Q. What can I expect from the sessions?
In the first session, you will be asked to discuss about the reason bringing you to contact a mental health professional and a bit about your history. From that point onwards, I will seek to gain a clear understanding of what you want to work on, how and to what extent the issue gives you difficulty or concern on a regular basis, what factors led to the development of the issue (i.e. we’ll look together on how you perceived your family environment), and how we can address the issue in terms of working toward a solution clearly defining your goal(s).
Q. How do I know I can trust you and that what we discuss is private and confidential?

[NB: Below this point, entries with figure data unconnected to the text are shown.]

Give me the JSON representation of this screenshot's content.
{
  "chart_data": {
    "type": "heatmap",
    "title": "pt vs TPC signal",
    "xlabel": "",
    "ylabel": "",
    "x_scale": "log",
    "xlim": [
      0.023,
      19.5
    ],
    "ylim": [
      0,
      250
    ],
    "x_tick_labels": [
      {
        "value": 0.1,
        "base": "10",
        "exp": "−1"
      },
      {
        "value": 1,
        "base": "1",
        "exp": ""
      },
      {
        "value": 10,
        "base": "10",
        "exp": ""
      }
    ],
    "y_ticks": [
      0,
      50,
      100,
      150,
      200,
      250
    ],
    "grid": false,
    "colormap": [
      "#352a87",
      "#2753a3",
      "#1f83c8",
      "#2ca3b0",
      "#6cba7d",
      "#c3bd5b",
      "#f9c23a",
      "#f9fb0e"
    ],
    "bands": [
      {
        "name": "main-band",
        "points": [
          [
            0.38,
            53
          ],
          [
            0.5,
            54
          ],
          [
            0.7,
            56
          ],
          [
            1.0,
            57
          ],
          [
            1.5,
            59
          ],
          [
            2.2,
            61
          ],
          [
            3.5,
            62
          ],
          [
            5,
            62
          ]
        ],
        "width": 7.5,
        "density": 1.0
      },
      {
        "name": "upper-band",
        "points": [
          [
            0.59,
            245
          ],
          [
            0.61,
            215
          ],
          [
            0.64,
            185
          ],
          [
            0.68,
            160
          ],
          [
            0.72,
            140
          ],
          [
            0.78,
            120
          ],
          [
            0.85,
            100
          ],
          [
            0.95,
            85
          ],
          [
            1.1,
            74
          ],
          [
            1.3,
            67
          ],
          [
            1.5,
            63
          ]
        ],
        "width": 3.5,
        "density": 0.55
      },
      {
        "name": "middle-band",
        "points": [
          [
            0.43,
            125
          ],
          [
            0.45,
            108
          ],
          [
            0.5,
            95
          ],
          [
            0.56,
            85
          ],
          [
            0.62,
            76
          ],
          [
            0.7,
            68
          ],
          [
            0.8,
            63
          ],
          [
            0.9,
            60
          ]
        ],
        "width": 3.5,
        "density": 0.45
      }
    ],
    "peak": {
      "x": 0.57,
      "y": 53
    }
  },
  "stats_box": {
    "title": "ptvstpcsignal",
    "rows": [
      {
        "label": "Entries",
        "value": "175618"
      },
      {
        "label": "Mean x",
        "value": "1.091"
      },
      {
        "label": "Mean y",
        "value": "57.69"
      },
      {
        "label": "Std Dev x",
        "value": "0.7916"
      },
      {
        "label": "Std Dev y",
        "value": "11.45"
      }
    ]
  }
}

I shall safeguard the principle of confidentiality in all my dealings including the recording, storage, and dissemination of confidential information. I may disclose confidential information only with the permission of the individual or as mandated by law, or when permitted by law for a valid purpose, such as to protect the client or others from harm, or to obtain payment for services, in which instance disclosure is limited to the minimum necessary to achieve that purpose.
Q. What is your approach?
I have an integrative approach, which means that I put the person in the center. I do recognize that different individuals respond better to different approaches. We can find together the approach that we value as more suitable for who you are and work together toward an improvement of your current situation. For example we could decide to apply some (but not exclusively!) techniques from Transactional Analysis, CBT, Psychodynamic, Systemic, and Bodily approaches (I do have a preference for apply Transactional Analysis, being it by itself an integrated approach). In short, Transactional Analysis is a personality theory is based on the principle that, while coping with certain situations, people tend to repeat a “script” that is the experiences lived during childhood, which are continuously used as operative strategies, even though at times they turn out to be painful and dysfunctional. Each individual tends to follow patterns already drawn in order to feel more confident, limiting the possibility of a conflicting thought that can find solutions to old and new problems. The aim of this personality theory is to investigate behaviors of individuals within a relation, to understand the motivations behind uncomfortable feelings and identify the most suitable ways to avoid distress and live, as best as possible, in harmony. Of course, if at any point we feel that what I can offer is not what you are searching for, I can refer you to an alternative professional.